An example of scikit-learn and SciPy used for the analysis of extreme weather with Andre R. Erler

Presentation on dimanche at 3:10 après-midi to 3:20 après-midi in Room 1180.

There is considerable interest in the effect of climate change on extreme weather in the scientific community and in the public. However, detecting changes in extreme weather events in the observational record is extremely difficult, because extreme events are by definition rare and the instrumental record is not long enough to establish robust statistics for a single station record.

In this talk I show how tools from the scientific Python software stack can be used to analyze precipitation (rainfall) data and overcome this problem and detect changes in the observational record.

The analysis proceeds in two stages: first a k-means clustering algorithm (sklearn.cluster) is used to aggregate data from different stations that have similar climatological characteristics, and then a theoretical distribution function is fitted to the data (scipy.stats). The first step increases the number of data points to constrain the fit in the second step, assuming all stations in the same cluster have the same underlying distribution. The second step serves to further reduce noise and extrapolate the distribution to the most extreme quantiles. Finally a statistical test (scipy.stats) can be used to detect changes and asses statistical significance.

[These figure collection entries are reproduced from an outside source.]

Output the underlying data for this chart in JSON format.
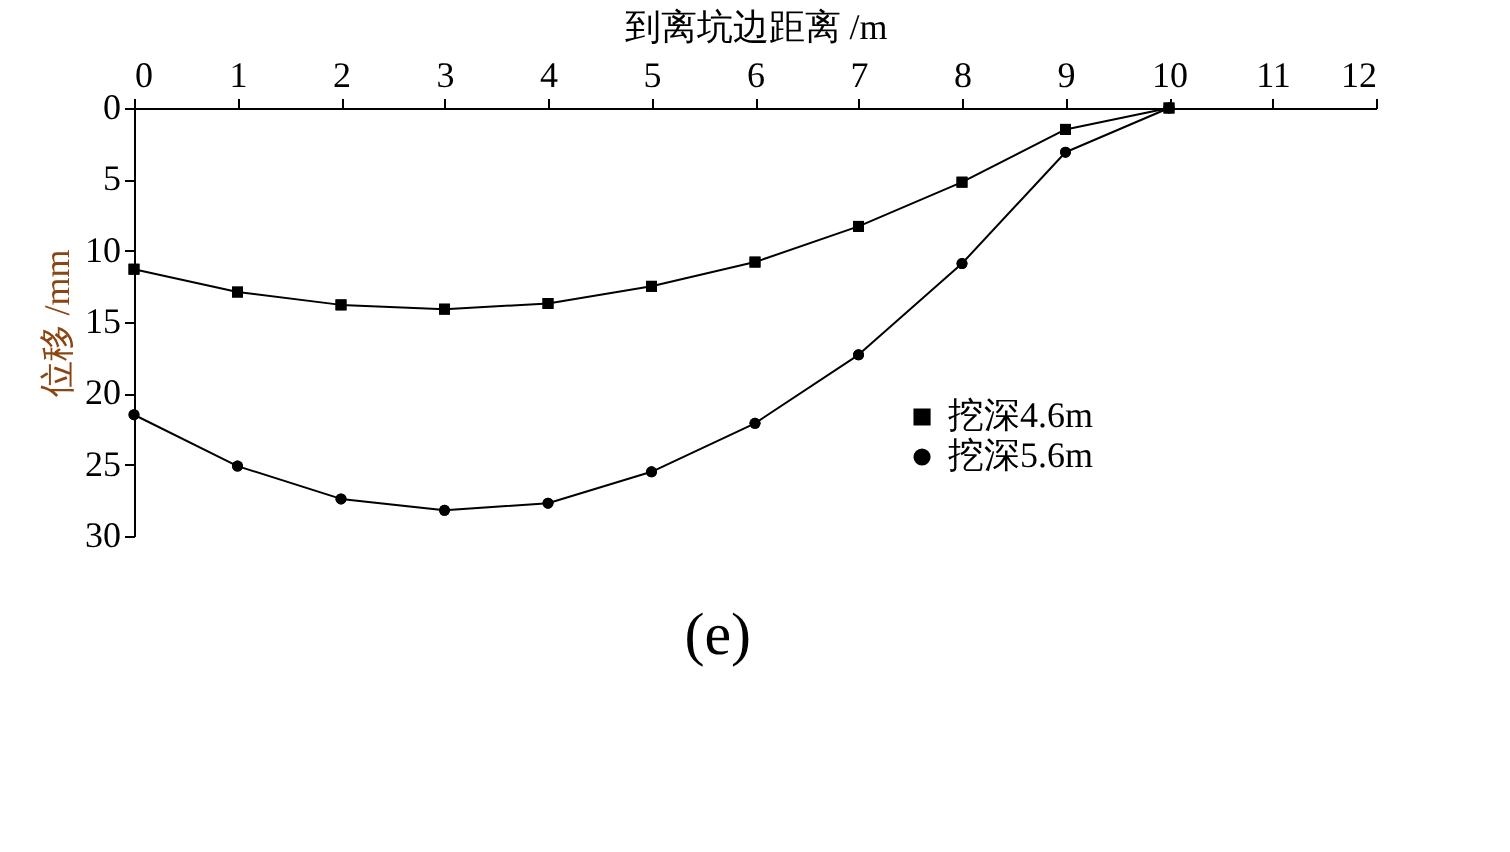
{
  "chart_data": {
    "type": "line",
    "xlabel": "到离坑边距离 /m",
    "ylabel": "位移 /mm",
    "x": [
      0,
      1,
      2,
      3,
      4,
      5,
      6,
      7,
      8,
      9,
      10
    ],
    "series": [
      {
        "name": "挖深4.6m",
        "color": "#000000",
        "marker": "square",
        "values": [
          11.3,
          12.9,
          13.8,
          14.1,
          13.7,
          12.5,
          10.8,
          8.3,
          5.2,
          1.5,
          0
        ]
      },
      {
        "name": "挖深5.6m",
        "color": "#000000",
        "marker": "circle",
        "values": [
          21.5,
          25.1,
          27.4,
          28.2,
          27.7,
          25.5,
          22.1,
          17.3,
          10.9,
          3.1,
          0
        ]
      }
    ],
    "xlim": [
      0,
      12
    ],
    "xticks": [
      0,
      1,
      2,
      3,
      4,
      5,
      6,
      7,
      8,
      9,
      10,
      11,
      12
    ],
    "ylim": [
      30,
      0
    ],
    "yticks": [
      0,
      5,
      10,
      15,
      20,
      25,
      30
    ],
    "grid": false,
    "legend": "bottom right",
    "line_style": "solid",
    "annotations": [
      "(e)"
    ]
  }
}
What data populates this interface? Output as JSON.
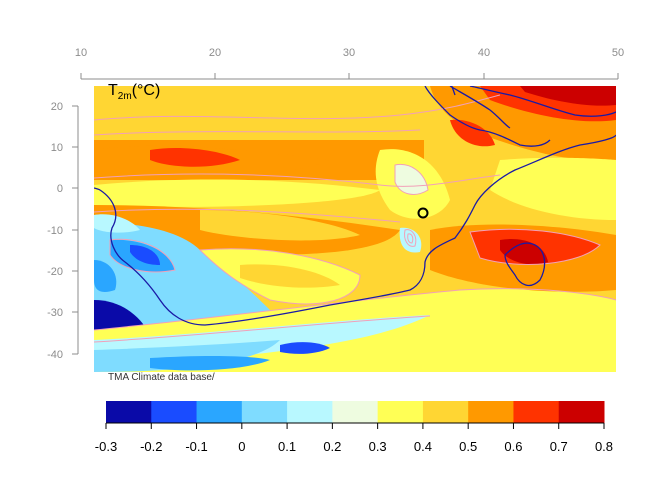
{
  "map": {
    "title_main": "T",
    "title_sub": "2m",
    "title_unit": "(°C)",
    "credit": "TMA Climate data base/",
    "lon_ticks": [
      "10",
      "20",
      "30",
      "40",
      "50"
    ],
    "lat_ticks": [
      "20",
      "10",
      "0",
      "-10",
      "-20",
      "-30",
      "-40"
    ],
    "marker": {
      "type": "circle",
      "lon": 35,
      "lat": -6
    },
    "coastline_color": "#1a1aa6",
    "contour_color": "#f2a0b8"
  },
  "legend": {
    "labels": [
      "-0.3",
      "-0.2",
      "-0.1",
      "0",
      "0.1",
      "0.2",
      "0.3",
      "0.4",
      "0.5",
      "0.6",
      "0.7",
      "0.8"
    ],
    "colors": [
      "#0a0aa8",
      "#1a4cff",
      "#2aa6ff",
      "#7fdcff",
      "#b8f8ff",
      "#eefce0",
      "#ffff55",
      "#ffd633",
      "#ff9900",
      "#ff3300",
      "#cc0000"
    ]
  }
}
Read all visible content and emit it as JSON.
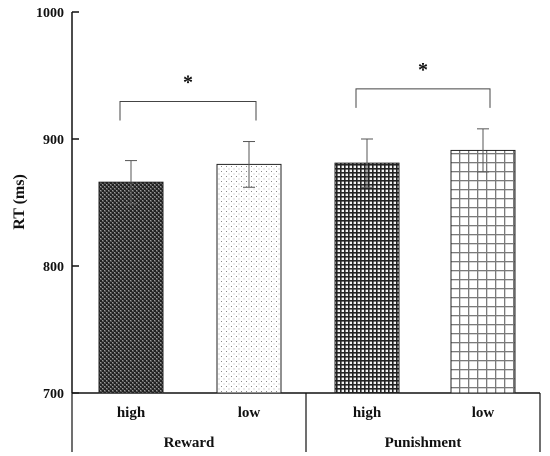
{
  "chart_data": {
    "type": "bar",
    "ylabel": "RT (ms)",
    "ylim": [
      700,
      1000
    ],
    "yticks": [
      "700",
      "800",
      "900",
      "1000"
    ],
    "groups": [
      {
        "label": "Reward",
        "bars": [
          {
            "label": "high",
            "value": 866,
            "error": 17,
            "pattern": "dark-crosshatch"
          },
          {
            "label": "low",
            "value": 880,
            "error": 18,
            "pattern": "light-dots"
          }
        ]
      },
      {
        "label": "Punishment",
        "bars": [
          {
            "label": "high",
            "value": 881,
            "error": 19,
            "pattern": "dense-grid"
          },
          {
            "label": "low",
            "value": 891,
            "error": 17,
            "pattern": "light-grid"
          }
        ]
      }
    ],
    "significance": [
      {
        "group": "Reward",
        "marker": "*"
      },
      {
        "group": "Punishment",
        "marker": "*"
      }
    ],
    "grid": false,
    "legend": "none"
  }
}
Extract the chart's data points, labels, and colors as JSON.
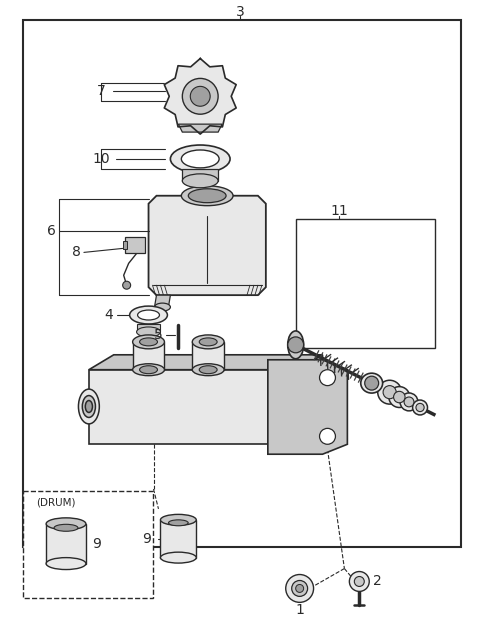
{
  "bg_color": "#ffffff",
  "line_color": "#2a2a2a",
  "gray_light": "#e8e8e8",
  "gray_mid": "#c8c8c8",
  "gray_dark": "#a0a0a0",
  "fig_width": 4.8,
  "fig_height": 6.4,
  "dpi": 100
}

I will introduce the analysis algorithm using historical data from meteorological stations (Environment Canada), but I will also show how this technique can be applied to climate model projections of future climate change.

The analysis was conducted using the GeoPy analysis package, which is described in a separate talk. The package is available on GitHub: An extended abstract submitted to the Climate Informatics workshop in Boulder (September 24-25, 2015; 2 pages) is available here:

Andre R. Erler Bio

Andre is a young researcher and climate modeler; he runs regional and global climate models at the SciNet High Performance Computing facility and analyses their output. He uses Python and its scientific software stack for data handling (or ""data plumbing""), analysis and visualization, and develops tools for these tasks. Andre is also interested in machine learning and the use of data science techniques in and outside of climate science, and is somewhat concerned about the state of software development in science.

He cares deeply about open source software, open science, the environment and sustainable global development.